WAIVER, SEVERABILITY & ASSIGNMENT
Habitu8’s failure to enforce a provision is not a waiver of its right to do so later. You may not assign any of your rights under these AUP Guidelines, and any such attempt will be void. Habitu8 may assign its rights to any of its affiliates or subsidiaries, or to any successor in interest of any business associated with the Service. If any provision of these AUP Guidelines is held by a court of competent jurisdiction to be contrary to law, such provision shall be changed and interpreted so as to best accomplish the objectives of the original provision to the fullest extent allowed by law and the remaining provisions of these AUP Guidelines will remain in full force and effect.

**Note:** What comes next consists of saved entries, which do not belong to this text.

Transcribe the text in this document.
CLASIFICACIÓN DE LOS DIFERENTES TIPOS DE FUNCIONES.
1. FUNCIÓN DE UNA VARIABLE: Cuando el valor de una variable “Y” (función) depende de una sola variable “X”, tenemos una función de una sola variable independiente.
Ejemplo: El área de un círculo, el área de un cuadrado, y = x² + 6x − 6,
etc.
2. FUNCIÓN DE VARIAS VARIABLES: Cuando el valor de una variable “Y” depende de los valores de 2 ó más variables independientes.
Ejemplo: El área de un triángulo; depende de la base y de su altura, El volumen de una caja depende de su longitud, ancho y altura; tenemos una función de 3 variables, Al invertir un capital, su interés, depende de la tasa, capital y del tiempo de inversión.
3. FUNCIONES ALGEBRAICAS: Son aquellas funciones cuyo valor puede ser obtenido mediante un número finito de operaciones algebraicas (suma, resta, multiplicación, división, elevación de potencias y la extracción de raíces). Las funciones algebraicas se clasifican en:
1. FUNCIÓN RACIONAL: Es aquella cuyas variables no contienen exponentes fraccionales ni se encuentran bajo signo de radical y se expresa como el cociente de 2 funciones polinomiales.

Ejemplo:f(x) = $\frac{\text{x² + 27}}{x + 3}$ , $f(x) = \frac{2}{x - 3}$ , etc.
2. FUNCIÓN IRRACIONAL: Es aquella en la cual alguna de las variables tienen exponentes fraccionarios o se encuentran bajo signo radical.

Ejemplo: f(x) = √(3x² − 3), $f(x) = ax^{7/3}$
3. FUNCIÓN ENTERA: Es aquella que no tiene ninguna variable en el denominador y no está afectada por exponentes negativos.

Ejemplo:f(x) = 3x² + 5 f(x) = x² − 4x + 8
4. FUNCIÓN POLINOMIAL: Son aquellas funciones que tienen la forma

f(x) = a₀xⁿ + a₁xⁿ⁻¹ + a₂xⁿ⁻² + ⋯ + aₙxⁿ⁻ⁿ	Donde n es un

We may revise these AUP Guidelines from time to time. If a revision meaningfully reduces your rights, we will provide notice to you (by, for example, sending a message to the email address associated with your account). By continuing to use or access the Service after the revisions come into effect, you agree to be bound by and subject to the revised AUP Guidelines.